経済政策の基調は、小泉政権も同じであった。しかし、小泉首相は自民党や官僚組織を相手に、既得権を剥奪すべく果敢に闘ったというイメージを振りまいていた。世の中がもっと公正、公平になるのならば、経済的な結果の平等はあきらめようというのが一般国民の受け止め方だった。その点で、安倍政権はかなり後退した印象がある。郵政造反組の復党を安易に許し、道路特定財源の見直しでは族議員の聖域に手を入れることはできなかった。経済格差が拡大する一方、力の強いものの利益が温存されるというのでは、国民もたまったものではない。安倍政権の人気急落には、そのような深い理由があるように思える。
野党にとっては、絶好のチャンスが到来したはずである。しかし、最大野党、民主党も様々な不祥事を抱え、国民の期待感はきわめて低い。小沢一郎代表が出るテレビCMの出来が悪いといった些末な理由ではなく、より深い原因を自ら直視してもらいたい。要するに、民主党が政権を取ったらどのような日本を作りたいのか、そのメッセージが伝わってこないのである。政治とは生活だという小沢代表のスローガンに私は賛成である。しかし、そこからさらに踏み込んで、地域格差、雇用、年金などについてどのような具体策を取るのかが、はっきりと見えてこない。

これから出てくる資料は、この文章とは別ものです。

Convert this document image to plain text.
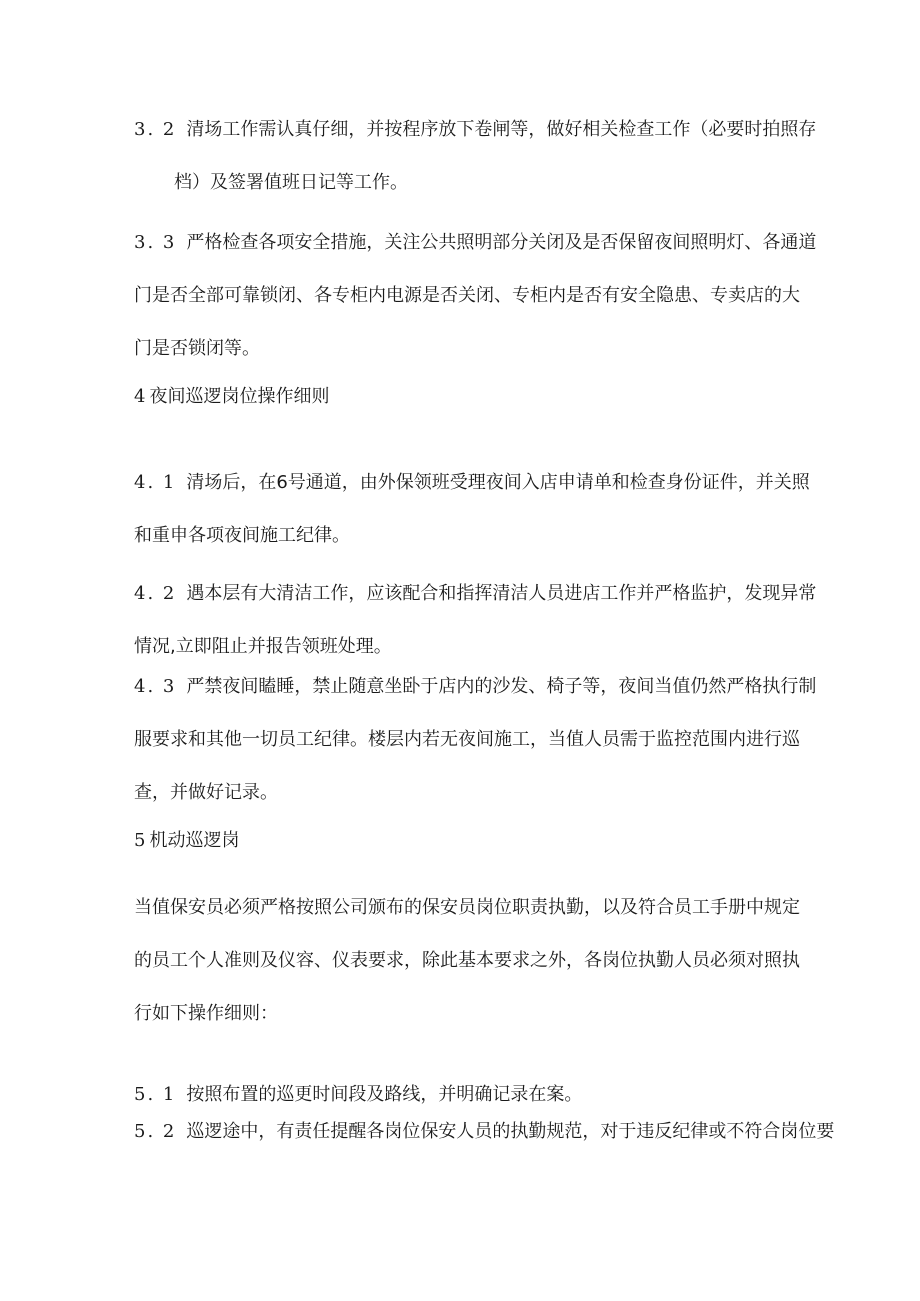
3. 2 清场工作需认真仔细，并按程序放下卷闸等，做好相关检查工作（必要时拍照存
档）及签署值班日记等工作。
3. 3 严格检查各项安全措施，关注公共照明部分关闭及是否保留夜间照明灯、各通道
门是否全部可靠锁闭、各专柜内电源是否关闭、专柜内是否有安全隐患、专卖店的大
门是否锁闭等。
4 夜间巡逻岗位操作细则
4. 1 清场后，在6号通道，由外保领班受理夜间入店申请单和检查身份证件，并关照
和重申各项夜间施工纪律。
4. 2 遇本层有大清洁工作，应该配合和指挥清洁人员进店工作并严格监护，发现异常
情况,立即阻止并报告领班处理。
4. 3 严禁夜间瞌睡，禁止随意坐卧于店内的沙发、椅子等，夜间当值仍然严格执行制
服要求和其他一切员工纪律。楼层内若无夜间施工，当值人员需于监控范围内进行巡
查，并做好记录。
5 机动巡逻岗
当值保安员必须严格按照公司颁布的保安员岗位职责执勤，以及符合员工手册中规定
的员工个人准则及仪容、仪表要求，除此基本要求之外，各岗位执勤人员必须对照执
行如下操作细则：
5. 1 按照布置的巡更时间段及路线，并明确记录在案。
5. 2 巡逻途中，有责任提醒各岗位保安人员的执勤规范，对于违反纪律或不符合岗位要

戦後の長い間、国民は孜々として働き、企業がそれに応えて賃上げをして、全体として国民は豊かになってきた。「生産性を上げる→企業収益が上がる→賃上げで労働者に還元される→年金や公務員給与引き上げで社会全体に波及する」というサイクルが健全であった時代には、政治の出番は少なかった。今の日本経済は、企業収益の上昇の所でこのサイクルが途切れている。だからこそ、経済成長の成果を国民全体で分かち合うためには、税制、社会保障制度、労働法制などの工夫が必要であり、そこに政治の出番がある。

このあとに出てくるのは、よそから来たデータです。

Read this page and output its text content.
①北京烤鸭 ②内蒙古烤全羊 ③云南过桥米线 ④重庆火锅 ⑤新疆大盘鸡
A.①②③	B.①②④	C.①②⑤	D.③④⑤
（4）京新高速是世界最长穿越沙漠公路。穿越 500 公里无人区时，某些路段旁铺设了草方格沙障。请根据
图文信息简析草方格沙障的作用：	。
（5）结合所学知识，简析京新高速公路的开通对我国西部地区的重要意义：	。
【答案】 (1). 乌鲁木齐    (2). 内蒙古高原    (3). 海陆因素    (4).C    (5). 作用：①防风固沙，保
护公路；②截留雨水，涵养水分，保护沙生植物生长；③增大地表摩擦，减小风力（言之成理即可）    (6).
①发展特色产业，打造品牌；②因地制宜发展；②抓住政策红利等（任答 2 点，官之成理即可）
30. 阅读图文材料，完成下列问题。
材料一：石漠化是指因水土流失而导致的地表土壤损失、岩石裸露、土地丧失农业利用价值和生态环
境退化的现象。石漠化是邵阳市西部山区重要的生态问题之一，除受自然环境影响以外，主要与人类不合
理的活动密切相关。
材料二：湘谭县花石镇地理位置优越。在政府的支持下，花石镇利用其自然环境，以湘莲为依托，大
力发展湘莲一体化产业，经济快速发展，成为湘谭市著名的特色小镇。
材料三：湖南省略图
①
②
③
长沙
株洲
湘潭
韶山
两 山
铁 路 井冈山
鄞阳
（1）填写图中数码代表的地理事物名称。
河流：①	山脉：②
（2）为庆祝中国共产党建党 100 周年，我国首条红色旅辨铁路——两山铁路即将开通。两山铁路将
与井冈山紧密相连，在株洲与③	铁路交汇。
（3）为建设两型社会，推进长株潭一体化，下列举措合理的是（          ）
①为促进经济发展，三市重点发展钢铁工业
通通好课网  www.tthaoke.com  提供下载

安倍政権が日本経団連など経済界と蜜月の関係にある以上、野党が取るべき足場は中小企業、地方、年金生活者ではないか。二大政党に向けてこれほどわかりやすい状況はない。もちろん、経済界を敵に回せとは言わないが、アメリカ流の「勝者皆取り」の経済を目指すべきかどうか、本質的な論争が必要とされている。まさに政党の政策能力が問われているのである。